Benny Moerdani Dan Reformasi TNI

Jenderal TNI LB Moerdani saat dilantik sebagai Pangab
Jakarta (Indonesia Mandiri) – Saat Benny Moerdani dipercaya Presiden Soeharto sebagai Panglima TNI (1983-1988), ada salah satu terobosan penting yang dilakukan untuk memodernisasi TNI sesuai dengan tantangan zaman. Yakni, ia melakukan “perampingan struktur TNI”, agar tetap menjadi alat pertahanan yang memiliki daya tempur hebat, baik di masa damai maupun perang.

Begitu banyaknya Komando Wilayah Pertahanan (Kowilhan) serta Kodam di Indonesia, menyebabkan kurang efektifnya pengembangan TNI AD saat itu. Sehingga, diputuskan untuk melikuidasi Kogabwilhan, seiring dengan kian stabilinya keamanan di dalam negeri. Dan yang paling penting, negara bisa menghemat banyak pegeluaran anggaran untuk sistem pertahanan.

Hari ini, 18 tahun setelah wafatnya Benny (29 Agustus), kita saksikan struktur organisasi TNI justru “melebar”. Jalur Kogabwilhan dihidupkan Kembali menjadi tiga, dengan jatah perwira tinggi bintang tiga dari setiap matra (Pangkogabwilhan I dari TNI AL, Pangkogabwilhan II TNI AU dan Pangkogabwilhan III untuk TNI AD). Jumlah Kodam di era Benny diciutkan dari 16 menjadi 8. Kini di 2022, justru menjadi 15 Kodam.

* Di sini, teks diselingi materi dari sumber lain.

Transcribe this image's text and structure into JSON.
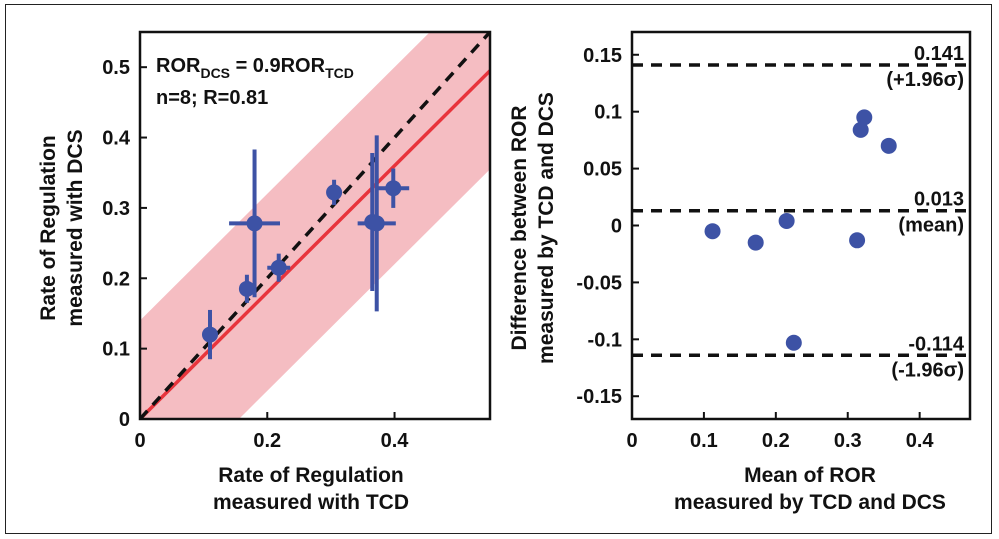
{
  "chart_data": [
    {
      "type": "scatter",
      "xlabel": [
        "Rate of Regulation",
        "measured with TCD"
      ],
      "ylabel": [
        "Rate of Regulation",
        "measured with DCS"
      ],
      "xlim": [
        0,
        0.55
      ],
      "ylim": [
        0,
        0.55
      ],
      "xticks": [
        0,
        0.2,
        0.4
      ],
      "xtick_labels": [
        "0",
        "0.2",
        "0.4"
      ],
      "yticks": [
        0,
        0.1,
        0.2,
        0.3,
        0.4,
        0.5
      ],
      "ytick_labels": [
        "0",
        "0.1",
        "0.2",
        "0.3",
        "0.4",
        "0.5"
      ],
      "equation": {
        "lhs_main": "ROR",
        "lhs_sub": "DCS",
        "mid": " = 0.9ROR",
        "rhs_sub": "TCD"
      },
      "stats": "n=8; R=0.81",
      "identity_line": {
        "slope": 1,
        "intercept": 0,
        "color": "#111111"
      },
      "fit_line": {
        "slope": 0.9,
        "intercept": 0,
        "color": "#e8343c"
      },
      "confidence_band": {
        "upper_intercept": 0.14,
        "lower_intercept": -0.14,
        "slope": 0.9,
        "color": "#f2a7ad"
      },
      "point_color": "#3d52a5",
      "points": [
        {
          "x": 0.11,
          "y": 0.12,
          "xerr": 0.012,
          "yerr": 0.035
        },
        {
          "x": 0.168,
          "y": 0.185,
          "xerr": 0.008,
          "yerr": 0.02
        },
        {
          "x": 0.18,
          "y": 0.278,
          "xerr": 0.04,
          "yerr": 0.105
        },
        {
          "x": 0.218,
          "y": 0.215,
          "xerr": 0.018,
          "yerr": 0.02
        },
        {
          "x": 0.305,
          "y": 0.322,
          "xerr": 0.012,
          "yerr": 0.018
        },
        {
          "x": 0.365,
          "y": 0.28,
          "xerr": 0.01,
          "yerr": 0.098
        },
        {
          "x": 0.372,
          "y": 0.278,
          "xerr": 0.03,
          "yerr": 0.125
        },
        {
          "x": 0.398,
          "y": 0.328,
          "xerr": 0.025,
          "yerr": 0.028
        }
      ]
    },
    {
      "type": "scatter",
      "xlabel": [
        "Mean of ROR",
        "measured by TCD and DCS"
      ],
      "ylabel": [
        "Difference between ROR",
        "measured by TCD and DCS"
      ],
      "xlim": [
        0,
        0.47
      ],
      "ylim": [
        -0.17,
        0.17
      ],
      "xticks": [
        0,
        0.1,
        0.2,
        0.3,
        0.4
      ],
      "xtick_labels": [
        "0",
        "0.1",
        "0.2",
        "0.3",
        "0.4"
      ],
      "yticks": [
        0.15,
        0.1,
        0.05,
        0,
        -0.05,
        -0.1,
        -0.15
      ],
      "ytick_labels": [
        "0.15",
        "0.1",
        "0.05",
        "0",
        "-0.05",
        "-0.1",
        "-0.15"
      ],
      "point_color": "#3d52a5",
      "reference_lines": [
        {
          "y": 0.141,
          "value_label": "0.141",
          "desc_label": "(+1.96σ)"
        },
        {
          "y": 0.013,
          "value_label": "0.013",
          "desc_label": "(mean)"
        },
        {
          "y": -0.114,
          "value_label": "-0.114",
          "desc_label": "(-1.96σ)"
        }
      ],
      "points": [
        {
          "x": 0.112,
          "y": -0.005
        },
        {
          "x": 0.172,
          "y": -0.015
        },
        {
          "x": 0.215,
          "y": 0.004
        },
        {
          "x": 0.225,
          "y": -0.103
        },
        {
          "x": 0.313,
          "y": -0.013
        },
        {
          "x": 0.318,
          "y": 0.084
        },
        {
          "x": 0.323,
          "y": 0.095
        },
        {
          "x": 0.357,
          "y": 0.07
        }
      ]
    }
  ]
}
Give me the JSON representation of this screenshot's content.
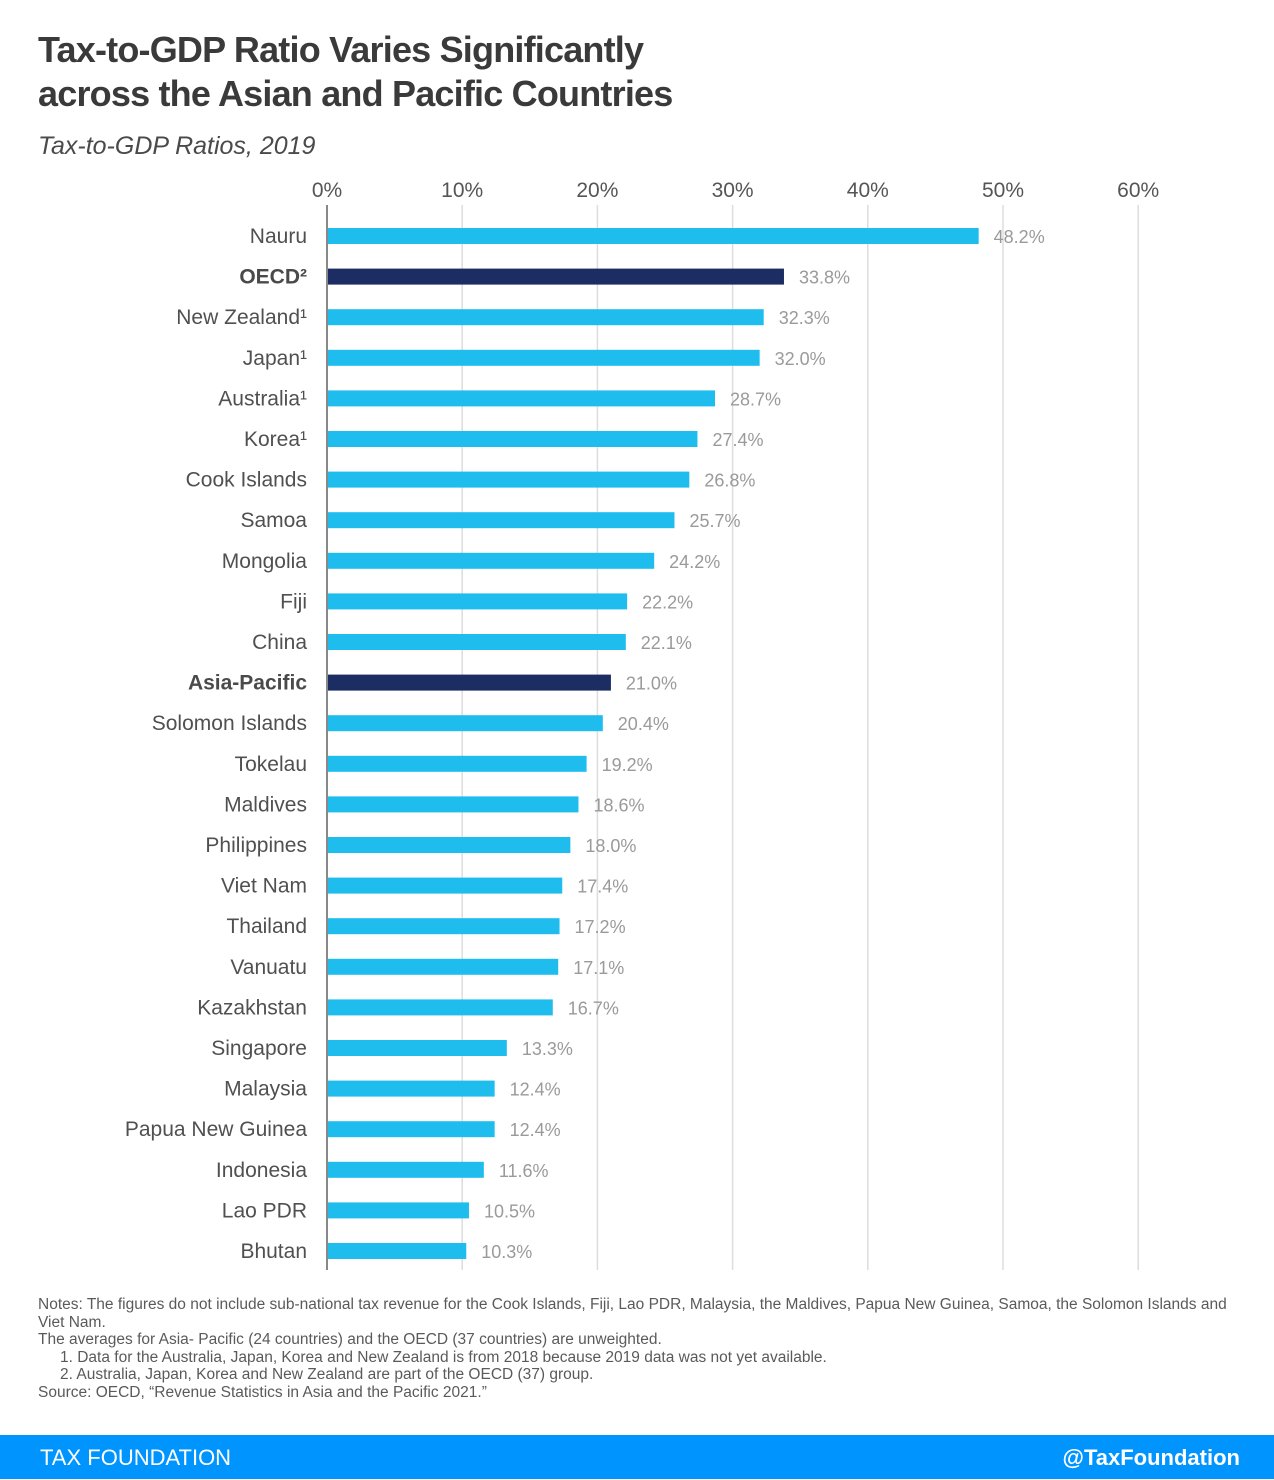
{
  "header": {
    "title_line1": "Tax-to-GDP Ratio Varies Significantly",
    "title_line2": "across the Asian and Pacific Countries",
    "subtitle": "Tax-to-GDP Ratios, 2019"
  },
  "colors": {
    "country_bar": "#1ebdee",
    "average_bar": "#1b2d63",
    "gridline": "#dddddd",
    "axis": "#888888",
    "footer_bg": "#0094ff"
  },
  "chart_data": {
    "type": "bar",
    "orientation": "horizontal",
    "title": "Tax-to-GDP Ratio Varies Significantly across the Asian and Pacific Countries",
    "subtitle": "Tax-to-GDP Ratios, 2019",
    "xlabel": "",
    "ylabel": "",
    "xlim": [
      0,
      60
    ],
    "x_ticks": [
      "0%",
      "10%",
      "20%",
      "30%",
      "40%",
      "50%",
      "60%"
    ],
    "x_tick_values": [
      0,
      10,
      20,
      30,
      40,
      50,
      60
    ],
    "x_axis_position": "top",
    "grid": true,
    "legend": "none",
    "categories": [
      "Nauru",
      "OECD²",
      "New Zealand¹",
      "Japan¹",
      "Australia¹",
      "Korea¹",
      "Cook Islands",
      "Samoa",
      "Mongolia",
      "Fiji",
      "China",
      "Asia-Pacific",
      "Solomon Islands",
      "Tokelau",
      "Maldives",
      "Philippines",
      "Viet Nam",
      "Thailand",
      "Vanuatu",
      "Kazakhstan",
      "Singapore",
      "Malaysia",
      "Papua New Guinea",
      "Indonesia",
      "Lao PDR",
      "Bhutan"
    ],
    "values": [
      48.2,
      33.8,
      32.3,
      32.0,
      28.7,
      27.4,
      26.8,
      25.7,
      24.2,
      22.2,
      22.1,
      21.0,
      20.4,
      19.2,
      18.6,
      18.0,
      17.4,
      17.2,
      17.1,
      16.7,
      13.3,
      12.4,
      12.4,
      11.6,
      10.5,
      10.3
    ],
    "value_labels": [
      "48.2%",
      "33.8%",
      "32.3%",
      "32.0%",
      "28.7%",
      "27.4%",
      "26.8%",
      "25.7%",
      "24.2%",
      "22.2%",
      "22.1%",
      "21.0%",
      "20.4%",
      "19.2%",
      "18.6%",
      "18.0%",
      "17.4%",
      "17.2%",
      "17.1%",
      "16.7%",
      "13.3%",
      "12.4%",
      "12.4%",
      "11.6%",
      "10.5%",
      "10.3%"
    ],
    "highlighted": [
      false,
      true,
      false,
      false,
      false,
      false,
      false,
      false,
      false,
      false,
      false,
      true,
      false,
      false,
      false,
      false,
      false,
      false,
      false,
      false,
      false,
      false,
      false,
      false,
      false,
      false
    ]
  },
  "notes": {
    "line1": "Notes: The figures do not include sub-national tax revenue for the Cook Islands, Fiji, Lao PDR, Malaysia, the Maldives, Papua New Guinea, Samoa, the Solomon Islands and Viet Nam.",
    "line2": "The averages for Asia- Pacific (24 countries) and the OECD (37 countries) are unweighted.",
    "footnote1": "1. Data for the Australia, Japan, Korea and New Zealand is from 2018 because 2019 data was not yet available.",
    "footnote2": "2. Australia, Japan, Korea and New Zealand are part of the OECD (37) group.",
    "source": "Source: OECD, “Revenue Statistics in Asia and the Pacific 2021.”"
  },
  "footer": {
    "brand": "TAX FOUNDATION",
    "handle": "@TaxFoundation"
  }
}
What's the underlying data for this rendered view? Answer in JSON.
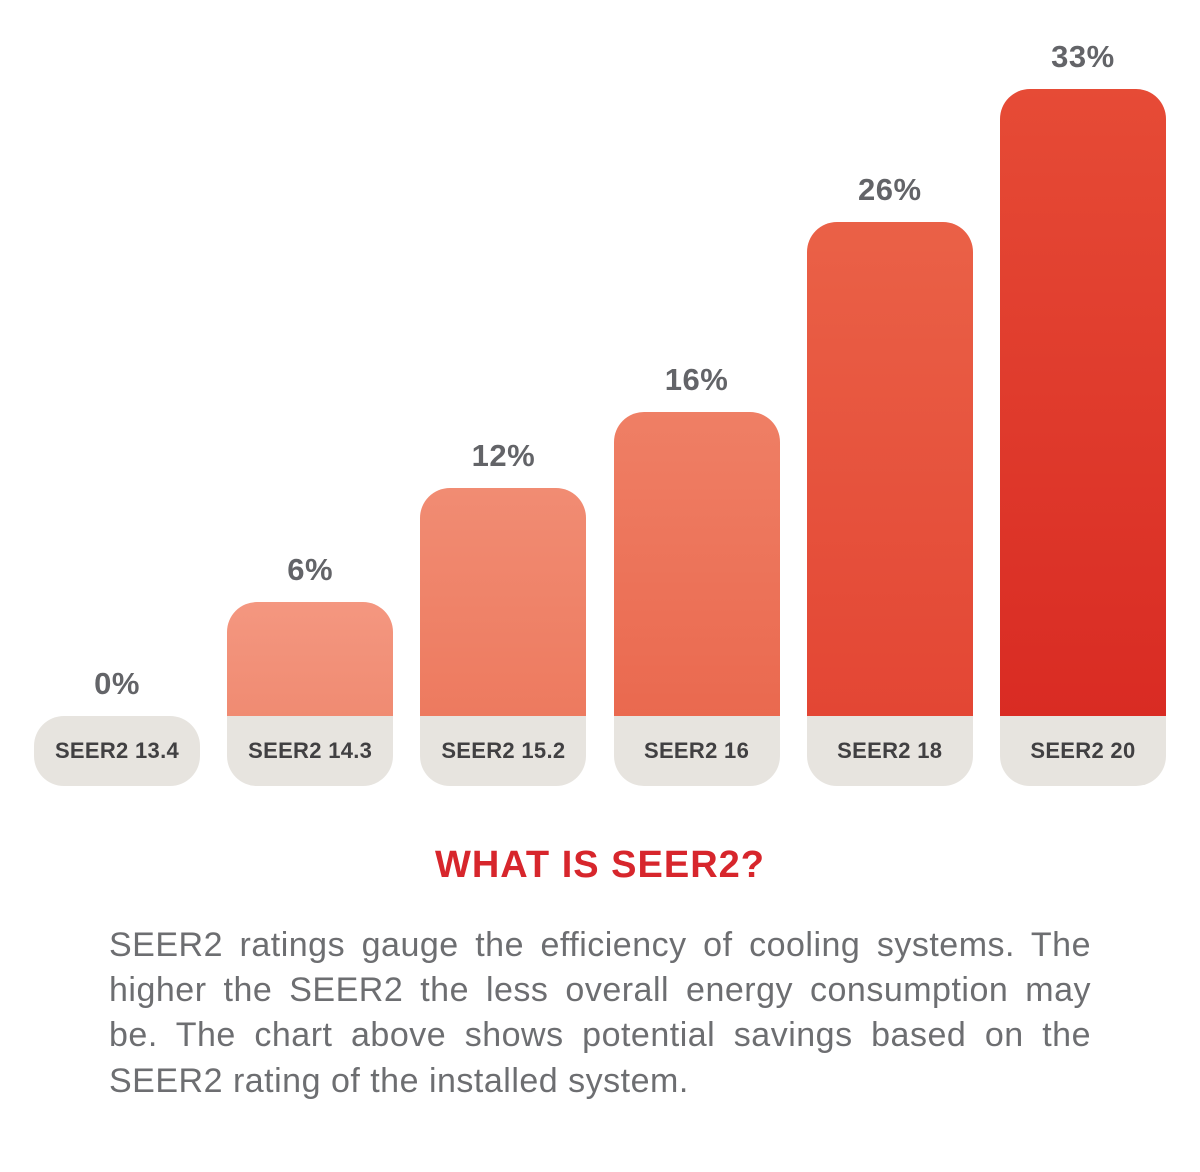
{
  "chart_data": {
    "type": "bar",
    "title": "",
    "xlabel": "",
    "ylabel": "",
    "categories": [
      "SEER2 13.4",
      "SEER2 14.3",
      "SEER2 15.2",
      "SEER2 16",
      "SEER2 18",
      "SEER2 20"
    ],
    "values": [
      0,
      6,
      12,
      16,
      26,
      33
    ],
    "value_labels": [
      "0%",
      "6%",
      "12%",
      "16%",
      "26%",
      "33%"
    ],
    "ylim": [
      0,
      36
    ],
    "grid": false,
    "legend": "none",
    "bar_gradients": [
      [
        "#E7E4DF",
        "#E7E4DF"
      ],
      [
        "#F49780",
        "#F08B72"
      ],
      [
        "#F18C73",
        "#ED7A5F"
      ],
      [
        "#EF7F65",
        "#EA694F"
      ],
      [
        "#EA6147",
        "#E34634"
      ],
      [
        "#E64B36",
        "#D92B23"
      ]
    ]
  },
  "info": {
    "title": "WHAT IS SEER2?",
    "body": "SEER2 ratings gauge the efficiency of cooling systems. The higher the SEER2 the less overall energy consumption may be. The chart above shows potential savings based on the SEER2 rating of the installed system."
  },
  "colors": {
    "title_red": "#D7262C",
    "body_text": "#6D6E71",
    "value_label_text": "#636468",
    "pill_bg": "#E7E4DF",
    "pill_text": "#414042"
  }
}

Dalam buku yang ditulis salah satu stafnya yang menjadi Asisten Perencanaan Umum (Asrenum) Panglima TNI, Marsekal Muda TNI Teddy Rusdi (almarhum/Purn), Jenderal LB Moerdani, Generasi Jembatan TNI (2016), dikemukakan tentang rencana Benny yang sudah cukup lama memperhatikan soal reorganisasi TNI, peningkatan profesionalisme prajurit (small combat unit) dan efisiensi anggaran.
Profesionalisme prajurit tetap menjadi prioritas
Sebenarnya kebijakan yang ditempuh Benny di masanya, masih relevan bila diterapkan sekarang. Apalagi kondisi keuangan negara saat ini sedang serba sulit. Kebijakan reformasi atau reorganisasi TNI di masa Bennya untuk justru memberi penekanan pada kesejahteraan prajurit dan perlengkapannya atau alat utama sistem senjata (alutsista). Bukan memperbesar organisasi bagi perwira tingginya (top heavy). Karena dengan banyaknya perwira tinggi, konsekuensinya anggaran yang disediakan untuk jabatan tersebut juga sangat besar (abriyanto/wartawan IndonesiaMandiri).